Maintaining our relationship with existing methodologists
- Try to scope down requirements as much as possible:
- For example, if with the SMI, we can agree with a monthly rebalance to start with, and only farming half the assets on Compound [an existing Set Protocol integration], we have dramatically reduced the launch and operational costs to something the Coop has developed the capacity to take care of independently.
- That would be something we could support today.
- In the future, we can invest more into developing the product to make it fully featured.
- Empathize with our methodologists, communicate our situation, and provide a clear guideline for when they could expect a product launch.
Expectation setting for new products:
- Though we can not immediately launch new products today, that does not mean we need to switch off our product onboarding process.
- We should still form relationships with methodologists, develop the expertise within the Index Coop to be able to vet and spec out new products and guide them through our governance process.
- The key is setting expectations early on in the process so there are no misalignments that lead to frustration later down the line.
Next Steps
Most internal methodologists going through the product onboarding process are aware of the existing resource constraints and new timelines.
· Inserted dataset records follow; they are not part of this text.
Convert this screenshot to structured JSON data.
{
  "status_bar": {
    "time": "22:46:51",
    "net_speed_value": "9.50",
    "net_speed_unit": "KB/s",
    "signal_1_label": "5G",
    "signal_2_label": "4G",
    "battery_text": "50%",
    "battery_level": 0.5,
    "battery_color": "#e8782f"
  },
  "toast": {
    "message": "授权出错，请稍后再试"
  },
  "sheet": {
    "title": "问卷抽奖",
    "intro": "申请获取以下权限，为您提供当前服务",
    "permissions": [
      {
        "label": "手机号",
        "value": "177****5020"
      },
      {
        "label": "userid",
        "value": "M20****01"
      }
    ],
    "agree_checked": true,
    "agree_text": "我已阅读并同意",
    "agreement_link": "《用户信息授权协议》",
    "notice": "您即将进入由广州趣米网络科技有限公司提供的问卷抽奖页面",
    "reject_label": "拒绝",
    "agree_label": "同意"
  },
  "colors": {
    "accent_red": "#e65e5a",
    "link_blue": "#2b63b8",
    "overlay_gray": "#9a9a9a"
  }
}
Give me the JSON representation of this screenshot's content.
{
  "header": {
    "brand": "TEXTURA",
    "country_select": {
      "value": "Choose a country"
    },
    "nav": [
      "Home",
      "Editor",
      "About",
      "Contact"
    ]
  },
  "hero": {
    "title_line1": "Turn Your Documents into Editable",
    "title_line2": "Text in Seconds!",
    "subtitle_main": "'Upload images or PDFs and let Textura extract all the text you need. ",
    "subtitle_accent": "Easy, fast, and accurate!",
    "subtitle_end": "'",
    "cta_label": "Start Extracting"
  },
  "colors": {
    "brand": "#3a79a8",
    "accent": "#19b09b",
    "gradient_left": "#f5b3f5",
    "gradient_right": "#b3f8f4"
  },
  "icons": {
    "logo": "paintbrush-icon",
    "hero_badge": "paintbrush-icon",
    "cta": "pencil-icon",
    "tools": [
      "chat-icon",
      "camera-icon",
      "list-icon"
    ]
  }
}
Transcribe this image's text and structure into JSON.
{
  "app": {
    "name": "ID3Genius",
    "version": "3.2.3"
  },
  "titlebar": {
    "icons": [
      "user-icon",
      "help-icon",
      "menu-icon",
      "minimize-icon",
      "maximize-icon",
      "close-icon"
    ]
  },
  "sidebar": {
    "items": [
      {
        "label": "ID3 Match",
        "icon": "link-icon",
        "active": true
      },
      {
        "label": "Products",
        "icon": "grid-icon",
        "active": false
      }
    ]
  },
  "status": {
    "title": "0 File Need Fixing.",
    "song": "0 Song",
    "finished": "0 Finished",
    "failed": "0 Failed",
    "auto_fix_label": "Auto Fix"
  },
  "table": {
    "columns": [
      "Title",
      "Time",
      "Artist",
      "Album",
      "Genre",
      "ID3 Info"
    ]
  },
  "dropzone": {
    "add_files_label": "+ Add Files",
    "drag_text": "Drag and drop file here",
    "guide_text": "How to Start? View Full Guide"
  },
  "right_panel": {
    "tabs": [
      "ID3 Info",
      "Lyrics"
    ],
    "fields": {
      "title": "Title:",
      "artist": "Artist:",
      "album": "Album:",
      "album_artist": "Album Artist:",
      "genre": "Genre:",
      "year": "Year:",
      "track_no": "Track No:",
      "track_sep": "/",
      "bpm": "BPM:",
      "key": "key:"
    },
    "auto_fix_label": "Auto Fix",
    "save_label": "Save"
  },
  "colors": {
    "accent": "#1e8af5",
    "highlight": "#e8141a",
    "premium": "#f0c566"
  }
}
Product leaders at the Index Coop will have calls with external methodologists over the following weeks to explain our situation and preserve our relationship.
Dylan and the Engineering Working Group are gaining more proficiency in managing operational processes like rebalances to significantly reduce the workload on the smart contract team.
The FLI Team within the Product Working Group is collaborating with the Smart Contract team to manage the parameters for the FLI and building a risk model that makes managing the parameters more rigorous. As community stakeholders, you can expect transparency and more information on such models as we develop them. Along with maintaining the parameters of the FLI suite, we will also be working on educational content to make sure our investors are fully informed about the product.
There is plenty of work to do outside of launching new products. Outside of maintaining and operating existing products, the Product Working Group has realized we have significant weaknesses in stakeholder management and will be focusing on how to improve there. We need to empathize deeply with our investors, methodologists, community, and team members to make sure we are all fully informed and in sync. Hopefully, this forum post serves as the first step in that direction.